Ms Forman said taxis are one transport option the trust uses, as well as the North East Ambulance Service and its own patient transport service, which is taking on more staff.

Ms Parkes said less than one per cent of patients are disharged between midnight and 8am with the majority (62.37%) released between 8am-5pm.

Committee chairman Coun Carl Richardson said: “It’s not the first time these things have happened.” He asked the trust to act on the issues raised where possible.

Work underway to improve ‘patient flow’

Hospital officials explained a range of measures being taken by the trust to speed up the discharge process.

Jill Foreman, senior clinical professional, said early planning is key to making sure the right transport and medications are in place when patients are declared ready to go home.
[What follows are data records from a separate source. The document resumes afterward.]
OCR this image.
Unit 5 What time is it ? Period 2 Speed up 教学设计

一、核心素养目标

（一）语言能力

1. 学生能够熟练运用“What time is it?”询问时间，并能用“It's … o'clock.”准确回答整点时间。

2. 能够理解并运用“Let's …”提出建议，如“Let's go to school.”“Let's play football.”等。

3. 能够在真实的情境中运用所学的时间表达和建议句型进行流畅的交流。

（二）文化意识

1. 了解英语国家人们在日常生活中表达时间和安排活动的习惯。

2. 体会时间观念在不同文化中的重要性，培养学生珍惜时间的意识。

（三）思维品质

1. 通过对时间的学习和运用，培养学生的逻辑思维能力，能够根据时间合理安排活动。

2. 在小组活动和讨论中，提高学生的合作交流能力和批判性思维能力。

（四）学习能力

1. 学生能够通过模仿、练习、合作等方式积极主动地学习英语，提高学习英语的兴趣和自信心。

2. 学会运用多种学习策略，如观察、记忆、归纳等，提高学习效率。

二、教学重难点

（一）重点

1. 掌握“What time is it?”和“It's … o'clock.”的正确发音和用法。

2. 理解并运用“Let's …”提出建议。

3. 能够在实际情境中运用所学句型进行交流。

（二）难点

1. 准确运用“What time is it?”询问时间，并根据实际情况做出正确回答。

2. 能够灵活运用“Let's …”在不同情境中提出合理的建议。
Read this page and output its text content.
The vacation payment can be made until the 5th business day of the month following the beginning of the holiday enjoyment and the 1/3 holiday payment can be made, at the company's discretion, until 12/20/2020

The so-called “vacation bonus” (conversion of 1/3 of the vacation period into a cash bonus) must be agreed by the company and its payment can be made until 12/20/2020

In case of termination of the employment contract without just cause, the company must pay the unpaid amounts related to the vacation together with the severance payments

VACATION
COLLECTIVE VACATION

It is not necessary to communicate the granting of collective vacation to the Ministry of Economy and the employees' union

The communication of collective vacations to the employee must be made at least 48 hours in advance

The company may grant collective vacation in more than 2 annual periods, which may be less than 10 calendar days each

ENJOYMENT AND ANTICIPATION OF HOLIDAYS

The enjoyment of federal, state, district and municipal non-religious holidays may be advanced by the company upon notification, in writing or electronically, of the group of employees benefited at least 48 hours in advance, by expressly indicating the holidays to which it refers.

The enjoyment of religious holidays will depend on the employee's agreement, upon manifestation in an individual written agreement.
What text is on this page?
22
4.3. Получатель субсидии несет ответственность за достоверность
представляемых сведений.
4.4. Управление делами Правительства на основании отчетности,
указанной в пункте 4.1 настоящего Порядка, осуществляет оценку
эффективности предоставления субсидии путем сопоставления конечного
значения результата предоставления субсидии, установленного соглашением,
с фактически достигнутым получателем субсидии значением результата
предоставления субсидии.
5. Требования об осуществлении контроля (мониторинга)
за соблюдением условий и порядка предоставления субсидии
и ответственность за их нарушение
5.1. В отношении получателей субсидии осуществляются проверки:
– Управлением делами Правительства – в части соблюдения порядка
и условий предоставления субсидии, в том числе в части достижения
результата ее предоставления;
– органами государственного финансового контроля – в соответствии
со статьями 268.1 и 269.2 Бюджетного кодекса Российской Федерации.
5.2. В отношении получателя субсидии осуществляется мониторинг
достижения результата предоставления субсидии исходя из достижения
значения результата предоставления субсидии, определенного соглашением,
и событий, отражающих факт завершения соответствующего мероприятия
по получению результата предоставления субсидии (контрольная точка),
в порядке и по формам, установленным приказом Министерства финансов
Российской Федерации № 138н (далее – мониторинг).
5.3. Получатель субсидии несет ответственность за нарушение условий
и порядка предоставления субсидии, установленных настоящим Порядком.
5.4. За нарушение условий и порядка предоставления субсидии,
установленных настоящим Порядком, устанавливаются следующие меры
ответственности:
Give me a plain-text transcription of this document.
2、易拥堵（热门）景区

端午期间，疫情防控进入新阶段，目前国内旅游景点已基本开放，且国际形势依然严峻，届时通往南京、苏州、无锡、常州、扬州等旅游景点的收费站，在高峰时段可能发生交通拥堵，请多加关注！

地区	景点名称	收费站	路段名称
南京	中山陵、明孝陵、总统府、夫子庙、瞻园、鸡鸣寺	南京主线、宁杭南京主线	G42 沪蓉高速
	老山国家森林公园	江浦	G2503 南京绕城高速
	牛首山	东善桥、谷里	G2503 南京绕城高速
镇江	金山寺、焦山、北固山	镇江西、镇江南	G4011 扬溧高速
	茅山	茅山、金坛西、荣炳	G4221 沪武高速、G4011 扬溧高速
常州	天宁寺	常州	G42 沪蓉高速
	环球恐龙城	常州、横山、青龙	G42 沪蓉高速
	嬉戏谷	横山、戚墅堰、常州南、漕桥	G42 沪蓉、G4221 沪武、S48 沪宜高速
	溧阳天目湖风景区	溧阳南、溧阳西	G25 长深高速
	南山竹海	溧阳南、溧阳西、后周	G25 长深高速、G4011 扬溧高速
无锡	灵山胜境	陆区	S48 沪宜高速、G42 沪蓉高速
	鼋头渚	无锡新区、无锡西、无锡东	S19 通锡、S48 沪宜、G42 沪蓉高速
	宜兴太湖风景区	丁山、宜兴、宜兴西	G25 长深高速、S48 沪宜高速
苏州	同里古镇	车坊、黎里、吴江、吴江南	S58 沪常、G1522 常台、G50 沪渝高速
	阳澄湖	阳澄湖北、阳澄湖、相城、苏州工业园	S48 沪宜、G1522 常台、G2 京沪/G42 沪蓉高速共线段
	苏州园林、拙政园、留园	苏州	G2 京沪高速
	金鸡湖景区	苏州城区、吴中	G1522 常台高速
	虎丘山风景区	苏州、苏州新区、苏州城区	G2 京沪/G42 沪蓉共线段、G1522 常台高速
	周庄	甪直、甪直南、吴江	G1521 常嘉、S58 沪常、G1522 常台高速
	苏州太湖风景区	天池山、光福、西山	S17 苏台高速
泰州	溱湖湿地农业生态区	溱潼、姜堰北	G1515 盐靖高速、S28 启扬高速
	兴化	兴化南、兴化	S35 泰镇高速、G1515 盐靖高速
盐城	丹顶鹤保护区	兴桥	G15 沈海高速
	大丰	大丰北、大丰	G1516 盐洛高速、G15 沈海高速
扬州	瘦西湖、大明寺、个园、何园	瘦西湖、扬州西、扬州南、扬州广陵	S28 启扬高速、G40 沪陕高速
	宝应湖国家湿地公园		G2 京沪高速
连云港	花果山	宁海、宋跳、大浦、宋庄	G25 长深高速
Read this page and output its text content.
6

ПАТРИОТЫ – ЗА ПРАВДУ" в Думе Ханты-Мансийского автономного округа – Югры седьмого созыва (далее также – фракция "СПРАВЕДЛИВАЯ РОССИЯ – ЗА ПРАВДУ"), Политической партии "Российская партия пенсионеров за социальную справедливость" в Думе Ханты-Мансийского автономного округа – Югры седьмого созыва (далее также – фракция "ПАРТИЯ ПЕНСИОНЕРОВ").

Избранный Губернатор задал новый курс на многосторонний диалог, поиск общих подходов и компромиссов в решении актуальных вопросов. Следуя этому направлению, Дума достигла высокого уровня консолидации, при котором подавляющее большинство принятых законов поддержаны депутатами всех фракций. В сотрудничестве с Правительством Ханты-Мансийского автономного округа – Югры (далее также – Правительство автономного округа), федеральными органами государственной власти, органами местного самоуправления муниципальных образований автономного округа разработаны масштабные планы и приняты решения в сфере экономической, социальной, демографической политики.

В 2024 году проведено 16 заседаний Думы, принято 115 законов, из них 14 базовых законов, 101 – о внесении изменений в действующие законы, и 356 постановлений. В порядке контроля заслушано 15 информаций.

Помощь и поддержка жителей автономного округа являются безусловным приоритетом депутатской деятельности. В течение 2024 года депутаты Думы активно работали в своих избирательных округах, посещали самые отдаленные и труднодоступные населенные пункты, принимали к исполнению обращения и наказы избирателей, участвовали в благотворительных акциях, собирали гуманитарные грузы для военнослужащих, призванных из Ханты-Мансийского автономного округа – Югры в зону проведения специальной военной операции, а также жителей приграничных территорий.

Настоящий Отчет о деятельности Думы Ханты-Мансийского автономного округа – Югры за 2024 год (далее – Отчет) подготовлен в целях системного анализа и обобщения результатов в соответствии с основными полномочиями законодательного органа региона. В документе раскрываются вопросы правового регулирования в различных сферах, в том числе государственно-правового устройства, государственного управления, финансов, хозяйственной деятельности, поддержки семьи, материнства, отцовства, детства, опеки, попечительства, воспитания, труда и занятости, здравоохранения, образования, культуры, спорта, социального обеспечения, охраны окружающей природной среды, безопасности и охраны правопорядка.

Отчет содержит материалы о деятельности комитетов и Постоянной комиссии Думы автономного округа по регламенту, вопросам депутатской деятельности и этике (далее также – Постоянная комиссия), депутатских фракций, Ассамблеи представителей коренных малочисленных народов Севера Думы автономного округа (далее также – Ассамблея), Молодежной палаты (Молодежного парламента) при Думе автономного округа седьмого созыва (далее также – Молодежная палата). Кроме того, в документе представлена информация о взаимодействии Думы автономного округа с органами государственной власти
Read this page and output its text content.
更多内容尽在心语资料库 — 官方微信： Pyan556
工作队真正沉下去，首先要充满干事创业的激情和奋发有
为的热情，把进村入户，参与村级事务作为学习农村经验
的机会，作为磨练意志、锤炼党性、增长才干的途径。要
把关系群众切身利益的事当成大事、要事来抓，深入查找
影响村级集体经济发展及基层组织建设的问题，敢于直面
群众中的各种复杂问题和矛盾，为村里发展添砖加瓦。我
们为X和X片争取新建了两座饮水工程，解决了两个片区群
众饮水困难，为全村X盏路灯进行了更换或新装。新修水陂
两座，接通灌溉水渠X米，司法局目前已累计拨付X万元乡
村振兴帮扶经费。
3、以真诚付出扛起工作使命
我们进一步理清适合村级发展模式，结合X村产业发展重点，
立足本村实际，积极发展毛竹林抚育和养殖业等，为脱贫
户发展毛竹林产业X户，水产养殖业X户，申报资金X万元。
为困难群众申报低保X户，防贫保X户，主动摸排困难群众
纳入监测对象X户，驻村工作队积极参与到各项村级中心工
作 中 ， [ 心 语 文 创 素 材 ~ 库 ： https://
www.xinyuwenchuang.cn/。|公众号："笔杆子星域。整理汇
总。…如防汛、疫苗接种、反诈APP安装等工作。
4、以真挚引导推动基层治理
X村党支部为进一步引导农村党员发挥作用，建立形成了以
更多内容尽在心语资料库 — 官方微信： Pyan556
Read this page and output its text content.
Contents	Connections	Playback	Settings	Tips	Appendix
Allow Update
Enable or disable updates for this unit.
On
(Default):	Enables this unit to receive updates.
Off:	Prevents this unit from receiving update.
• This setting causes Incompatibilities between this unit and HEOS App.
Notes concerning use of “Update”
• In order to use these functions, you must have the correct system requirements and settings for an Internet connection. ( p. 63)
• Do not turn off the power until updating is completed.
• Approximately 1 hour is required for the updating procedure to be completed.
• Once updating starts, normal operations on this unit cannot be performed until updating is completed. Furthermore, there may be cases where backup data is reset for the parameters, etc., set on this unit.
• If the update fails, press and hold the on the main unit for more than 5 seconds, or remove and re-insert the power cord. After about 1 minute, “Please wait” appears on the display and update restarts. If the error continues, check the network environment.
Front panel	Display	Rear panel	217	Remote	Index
She said: “We are doing a lot of work at the moment about identifying when patients are ready for discharge and doing that as early as we possibly can so we can make sure that prescription, that consultant’s letter are ready.

“We’re not there yet and have got a lot of work to do.”

Ms Foreman said the measures should avoid a “bottleneck” of patients waiting to be discharged around teatime.

Julie Parkes, associate director for out of hospital care, also said the trust was looking at making changes to its Patient Flow Team and including therapy teams on hospital wards.

It is in response to the trust seeing an increasing number of frail and elderly patients with multiple long-term conditions.

Ms Parkes added Better Care Fund money should improve information sharing between everyone involved, and said the trust is working to provide greater support outside of hospital from community matrons and rapid response nurses to help treat people at home.

“We believe a high proportion of patients could have been treated effectively at home,” she said.

She added the trust is also looking at additional resources to support seven-day working in hospital.